A number of questions have come into ESA’s NEO Coord Centre, ESRIN, Italy, concerning the forecast reentry on 13 November of an unknown object designated WT1190F (see: Reentry data will help improve prediction models).
The rare reentry of a suspected rocket body from a very high orbit offers an excellent opportunity to gather data to improve our knowledge of how objects interact with Earth’s atmosphere. The reentry poses very little risk to anyone but could help scientists improve our understanding of how any object – man-made or natural – interacts with Earth’s atmosphere.
It is now predicted to reenter Earth’s atmosphere around 06:19 GMT (11:49 local; 07:19 CET) on 13 November 2015. A significant fraction if not all of it can be expected to completely burn up in the atmosphere; whatever is left is expected to fall into the ocean about 100 km off the southern coast of Sri Lanka.

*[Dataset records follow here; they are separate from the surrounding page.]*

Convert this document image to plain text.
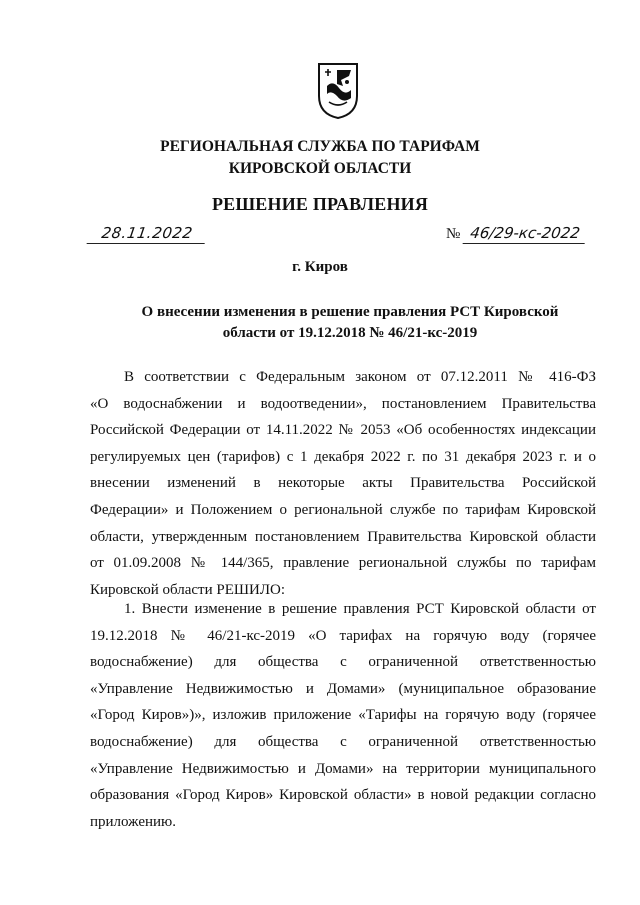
РЕГИОНАЛЬНАЯ СЛУЖБА ПО ТАРИФАМ
КИРОВСКОЙ ОБЛАСТИ
РЕШЕНИЕ ПРАВЛЕНИЯ
28.11.2022	№ 46/29-кс-2022
г. Киров
О внесении изменения в решение правления РСТ Кировской
области от 19.12.2018 № 46/21-кс-2019
В соответствии с Федеральным законом от 07.12.2011 № 416-ФЗ
«О водоснабжении и водоотведении», постановлением Правительства
Российской Федерации от 14.11.2022 № 2053 «Об особенностях индексации
регулируемых цен (тарифов) с 1 декабря 2022 г. по 31 декабря 2023 г. и о
внесении изменений в некоторые акты Правительства Российской
Федерации» и Положением о региональной службе по тарифам Кировской
области, утвержденным постановлением Правительства Кировской области
от 01.09.2008 № 144/365, правление региональной службы по тарифам
Кировской области РЕШИЛО:
1. Внести изменение в решение правления РСТ Кировской области от
19.12.2018 № 46/21-кс-2019 «О тарифах на горячую воду (горячее
водоснабжение) для общества с ограниченной ответственностью
«Управление Недвижимостью и Домами» (муниципальное образование
«Город Киров»)», изложив приложение «Тарифы на горячую воду (горячее
водоснабжение) для общества с ограниченной ответственностью
«Управление Недвижимостью и Домами» на территории муниципального
образования «Город Киров» Кировской области» в новой редакции согласно
приложению.
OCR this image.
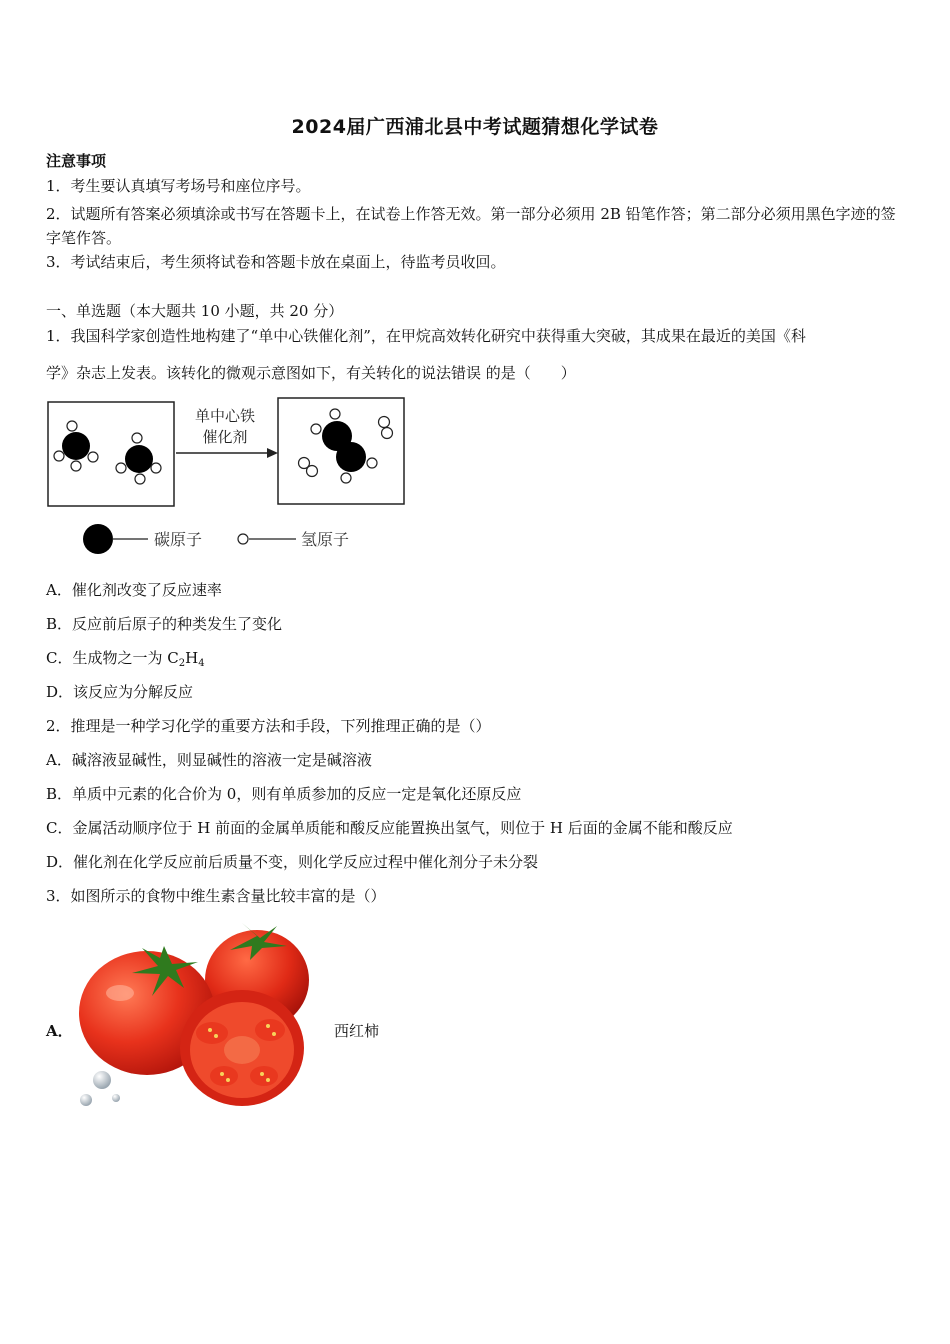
2024届广西浦北县中考试题猜想化学试卷
注意事项
1．考生要认真填写考场号和座位序号。
2．试题所有答案必须填涂或书写在答题卡上，在试卷上作答无效。第一部分必须用 2B 铅笔作答；第二部分必须用黑色字迹的签字笔作答。
3．考试结束后，考生须将试卷和答题卡放在桌面上，待监考员收回。
一、单选题（本大题共 10 小题，共 20 分）
1．我国科学家创造性地构建了“单中心铁催化剂”，在甲烷高效转化研究中获得重大突破，其成果在最近的美国《科
学》杂志上发表。该转化的微观示意图如下，有关转化的说法错误 的是（　　）
单中心铁
催化剂
碳原子	氢原子
A．催化剂改变了反应速率
B．反应前后原子的种类发生了变化
C．生成物之一为 $C_2H_4$
D．该反应为分解反应
2．推理是一种学习化学的重要方法和手段，下列推理正确的是（）
A．碱溶液显碱性，则显碱性的溶液一定是碱溶液
B．单质中元素的化合价为 0，则有单质参加的反应一定是氧化还原反应
C．金属活动顺序位于 H 前面的金属单质能和酸反应能置换出氢气，则位于 H 后面的金属不能和酸反应
D．催化剂在化学反应前后质量不变，则化学反应过程中催化剂分子未分裂
3．如图所示的食物中维生素含量比较丰富的是（）
A．	西红柿
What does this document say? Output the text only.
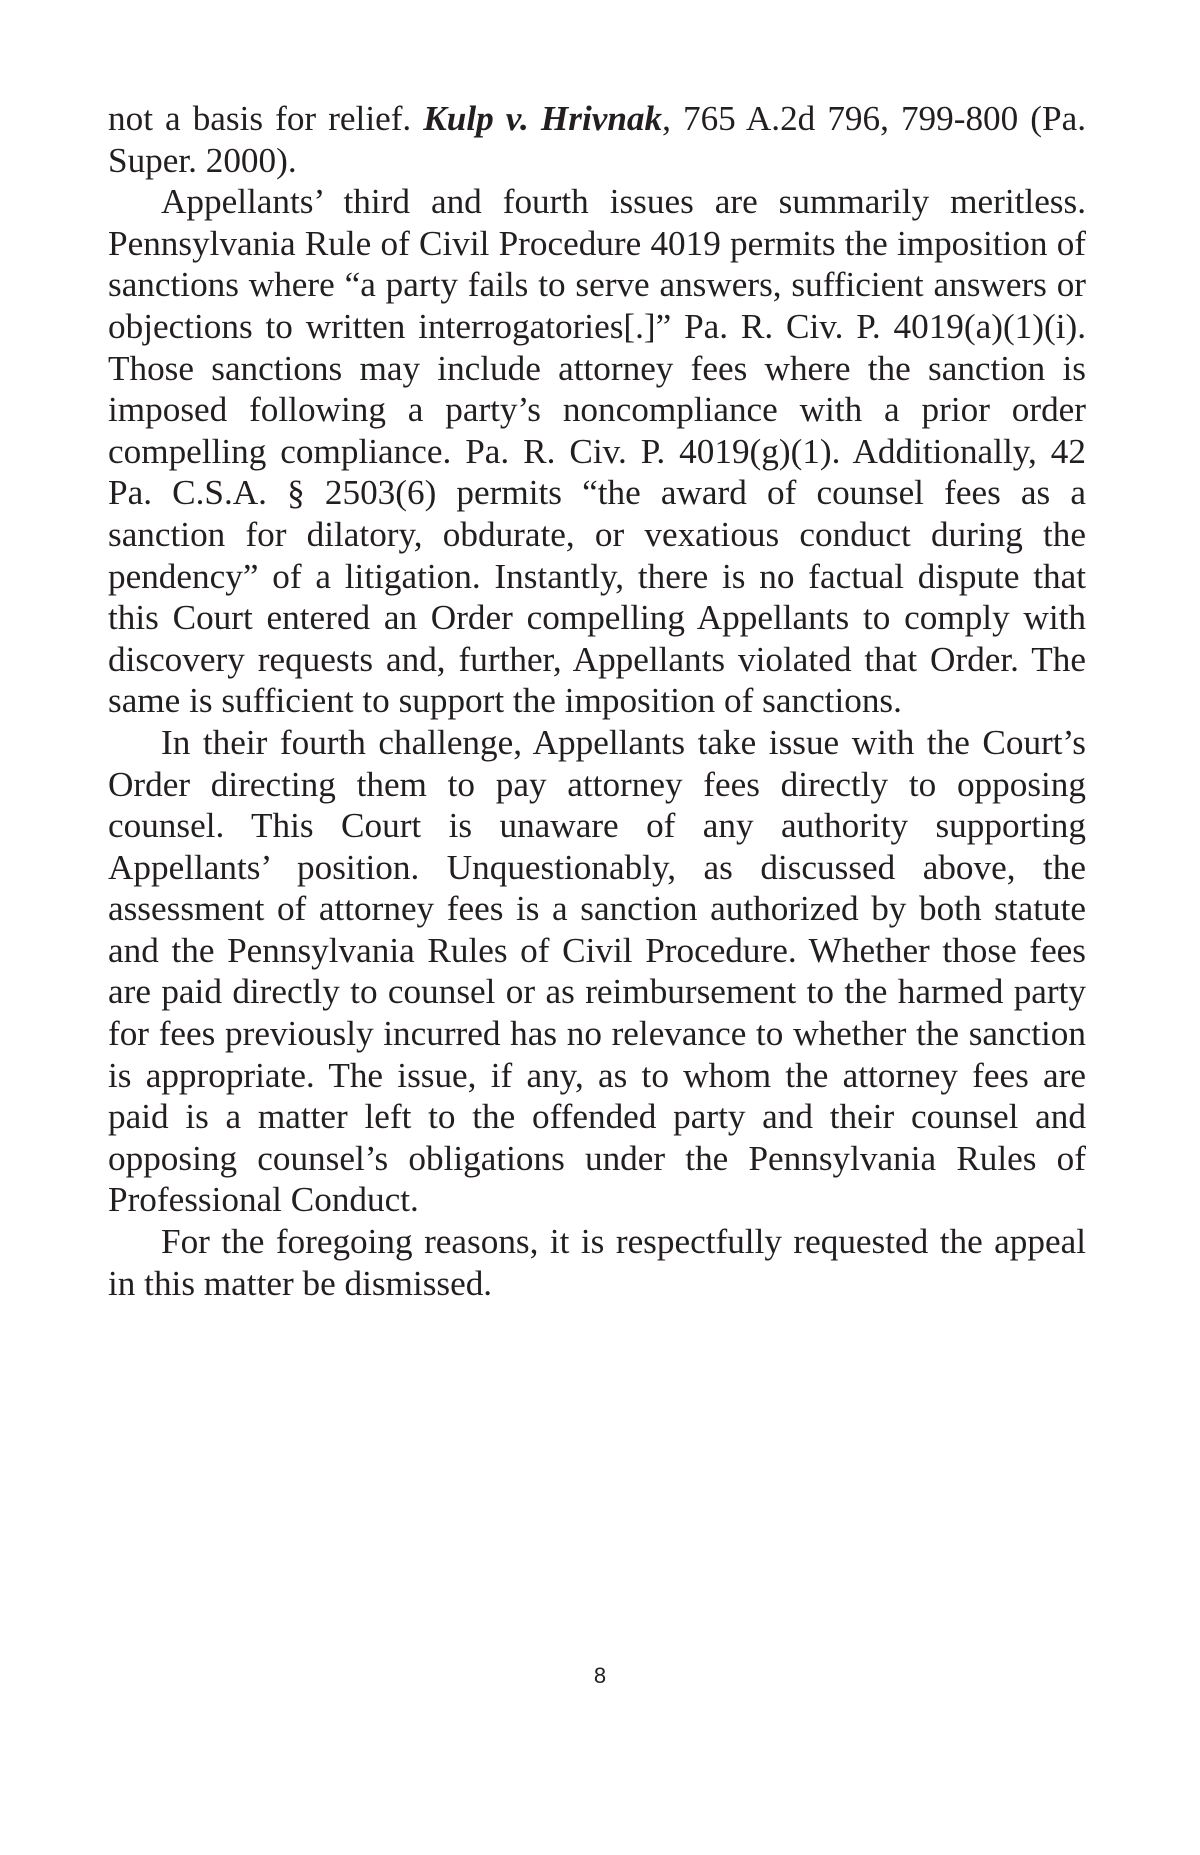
not a basis for relief. Kulp v. Hrivnak, 765 A.2d 796, 799-800 (Pa. Super. 2000).

Appellants’ third and fourth issues are summarily meritless. Pennsylvania Rule of Civil Procedure 4019 permits the imposition of sanctions where “a party fails to serve answers, sufficient answers or objections to written interrogatories[.]” Pa. R. Civ. P. 4019(a)(1)(i). Those sanctions may include attorney fees where the sanction is imposed following a party’s noncompliance with a prior order compelling compliance. Pa. R. Civ. P. 4019(g)(1). Additionally, 42 Pa. C.S.A. § 2503(6) permits “the award of counsel fees as a sanction for dilatory, obdurate, or vexatious conduct during the pendency” of a litigation. Instantly, there is no factual dispute that this Court entered an Order compelling Appellants to comply with discovery requests and, further, Appellants violated that Order. The same is sufficient to support the imposition of sanctions.

In their fourth challenge, Appellants take issue with the Court’s Order directing them to pay attorney fees directly to opposing counsel. This Court is unaware of any authority supporting Appellants’ position. Unquestionably, as discussed above, the assessment of attorney fees is a sanction authorized by both statute and the Pennsylvania Rules of Civil Procedure. Whether those fees are paid directly to counsel or as reimbursement to the harmed party for fees previously incurred has no relevance to whether the sanction is appropriate. The issue, if any, as to whom the attorney fees are paid is a matter left to the offended party and their counsel and opposing counsel’s obligations under the Pennsylvania Rules of Professional Conduct.

For the foregoing reasons, it is respectfully requested the appeal in this matter be dismissed.

8
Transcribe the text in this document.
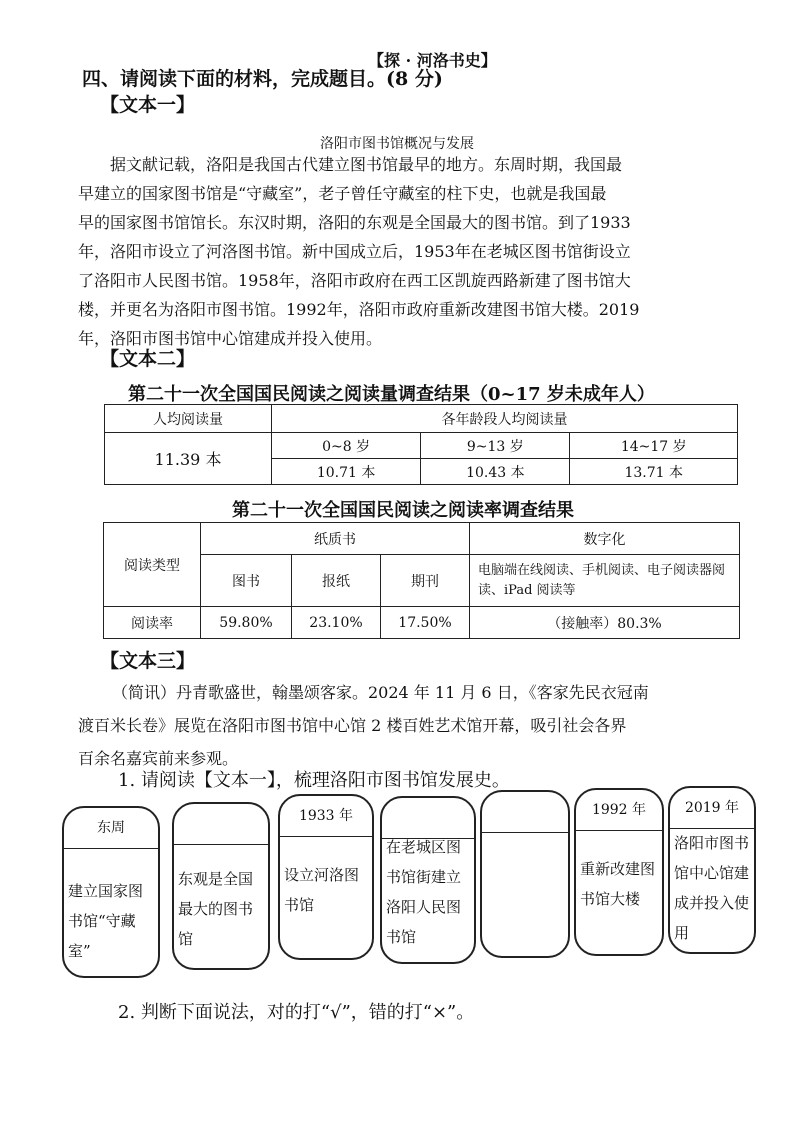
四、请阅读下面的材料，完成题目。(8 分)
【探 · 河洛书史】
【文本一】
洛阳市图书馆概况与发展

据文献记载，洛阳是我国古代建立图书馆最早的地方。东周时期，我国最

早建立的国家图书馆是“守藏室”，老子曾任守藏室的柱下史，也就是我国最

早的国家图书馆馆长。东汉时期，洛阳的东观是全国最大的图书馆。到了1933

年，洛阳市设立了河洛图书馆。新中国成立后，1953年在老城区图书馆街设立

了洛阳市人民图书馆。1958年，洛阳市政府在西工区凯旋西路新建了图书馆大

楼，并更名为洛阳市图书馆。1992年，洛阳市政府重新改建图书馆大楼。2019

年，洛阳市图书馆中心馆建成并投入使用。

【文本二】
第二十一次全国国民阅读之阅读量调查结果（0~17 岁未成年人）
人均阅读量	各年龄段人均阅读量		
11.39 本	0~8 岁	9~13 岁	14~17 岁
	10.71 本	10.43 本	13.71 本
第二十一次全国国民阅读之阅读率调查结果
阅读类型	纸质书			数字化
	图书	报纸	期刊	电脑端在线阅读、手机阅读、电子阅读器阅读、iPad 阅读等
阅读率	59.80%	23.10%	17.50%	（接触率）80.3%
【文本三】

（简讯）丹青歌盛世，翰墨颂客家。2024 年 11 月 6 日，《客家先民衣冠南

渡百米长卷》展览在洛阳市图书馆中心馆 2 楼百姓艺术馆开幕，吸引社会各界

百余名嘉宾前来参观。

1. 请阅读【文本一】，梳理洛阳市图书馆发展史。
东周
建立国家图书馆“守藏室”
东观是全国最大的图书馆
1933 年
设立河洛图书馆
在老城区图书馆街建立洛阳人民图书馆
1992 年
重新改建图书馆大楼
2019 年
洛阳市图书馆中心馆建成并投入使用
2. 判断下面说法，对的打“√”，错的打“×”。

One question that has come in is, What uncertainties can be expected for the reentry, and will it be visible?
ESA’s NEOCC answers:
It is not easy to predict from where the reentry might be visible, because it’s unclear how far up in the atmosphere the object would start to disintegrate, and this is reflected in an uncertainty in the actual re-entry point of as much as 100-200 km.
Being local noon in the area, only the brightest part of the trajectory may become observable. We would therefore expect observations to be possible from land only from the southern province of Sri Lanka; Colombo, the capital of Sri Lanka, is ~200 km away, which may be a bit too far.